The game hunters brought in an Impala today. It appeared at supper and will grace various dishes over the next few days, including stews and sauces.

But before we gathered for supper one of the village elders was invited to share his story with us, a matter of great pride to him. It was the story of a lion attack he survived...and he had the scars on his leg to prove it. As he was describing the attack, he was laughing...about how the lion had been surrounded, how it paced and growled as it sought a way out of the circle of warriors, and finally made a break for it, attacking as it ran. It was as though he were amused by the lion's antics...even though he nearly lost his leg in the attack. It seems as though pain is borne as an inevitablilty here, something to be expected, tolerated, even celebrated. I wonder what ever became of PTSD among these people.

After supper, we gathered around the fire as usual. This time, though,we roasted marshmallows. Oh, the simple, sweet pleasures we take for granted!

The night sky was hazy but the moon was full, casting an eerie light over the landscape and whatever was lurking there...

I still haven't gotten a glimpse of the Milky Way...stretching in a bright arc from horizon to horizon, the way I remember it from my visit to Zambia a few years ago. Like Mt. Kilimanjaro, I'll be disappointed if I don't get to see it again on this trip. 

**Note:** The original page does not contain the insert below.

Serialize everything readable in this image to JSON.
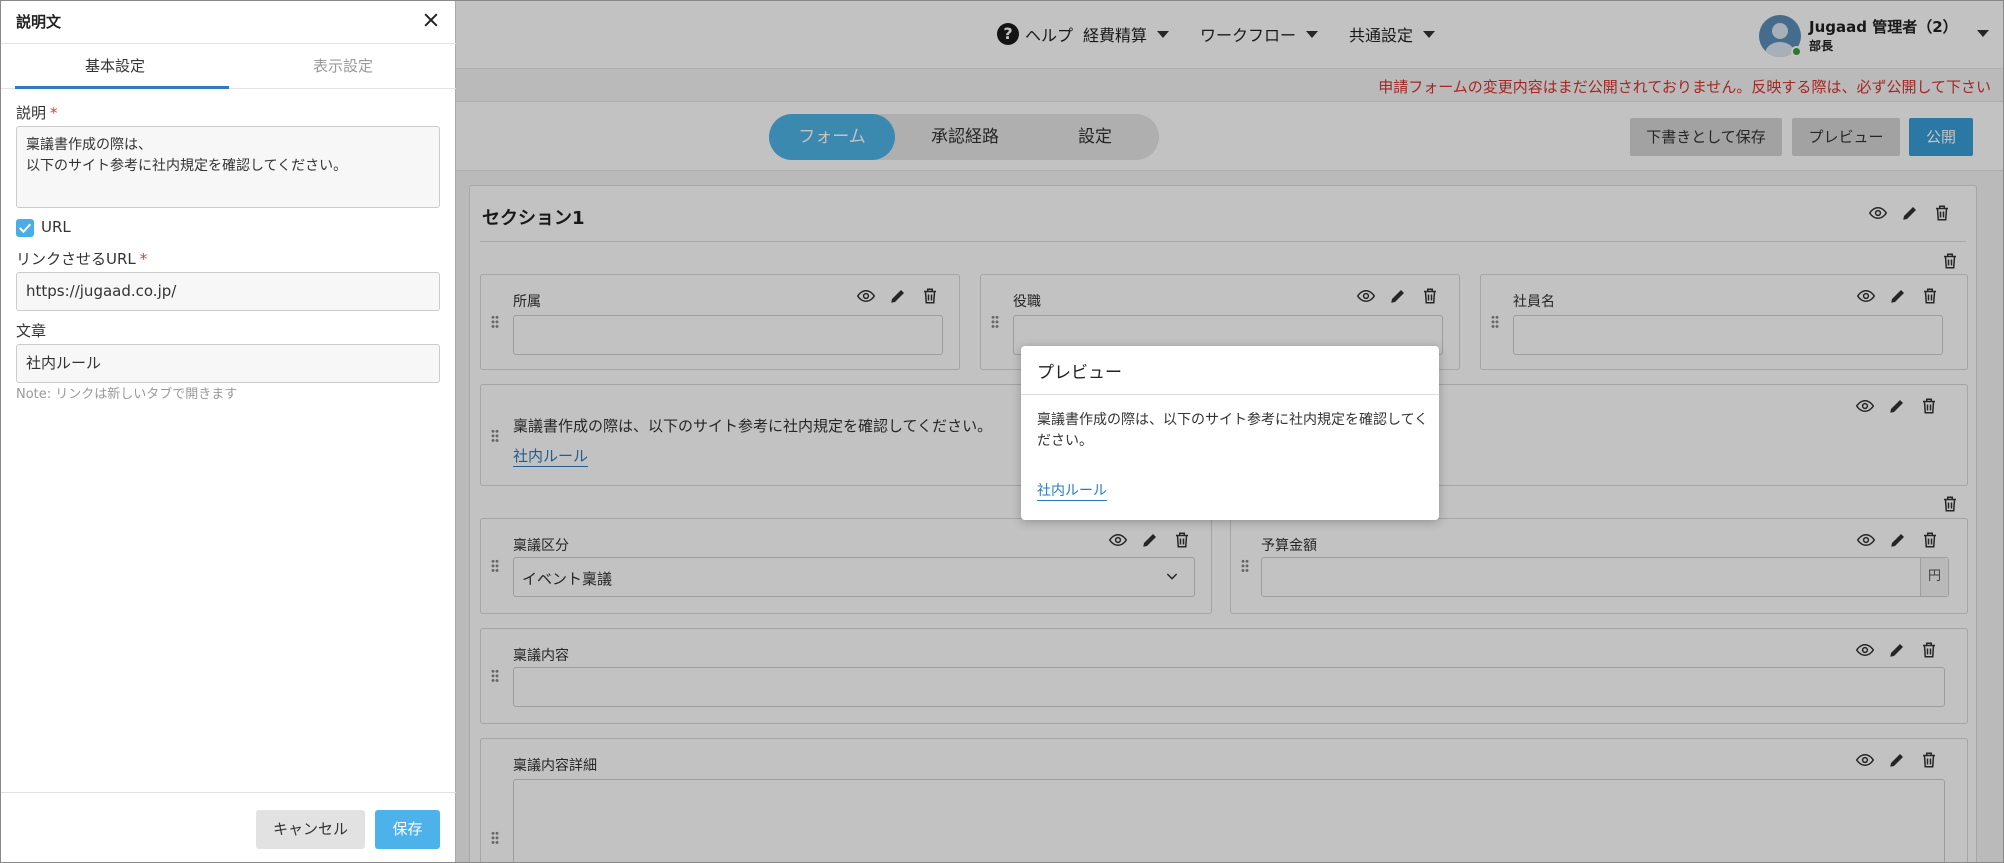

It stayed dry all night for the first time since our arrival. Instead, our sleep was interrupted by the night noises...animals baying in the distance, the rustle of branches behind the tent, the footsteps of the warrior checking for nocturnal predators. Even so, one woman was surprised by a hyena behind her tent when she stepped outside to relieve herself! The hunting team had reported cheetahs, giraffes, and water buffalo not far away. Still, I never sensed that we were any real danger. Life was simply carrying on as usual despite our arrival.

We enjoyed another (relatively) quiet night.
"There are only two ways to live your life.
One is as though nothing is a miracle.
The other is as though everything is a miracle."
--Albert Einstein--
Tomorrow we are promised entertainment by the Masai warriors.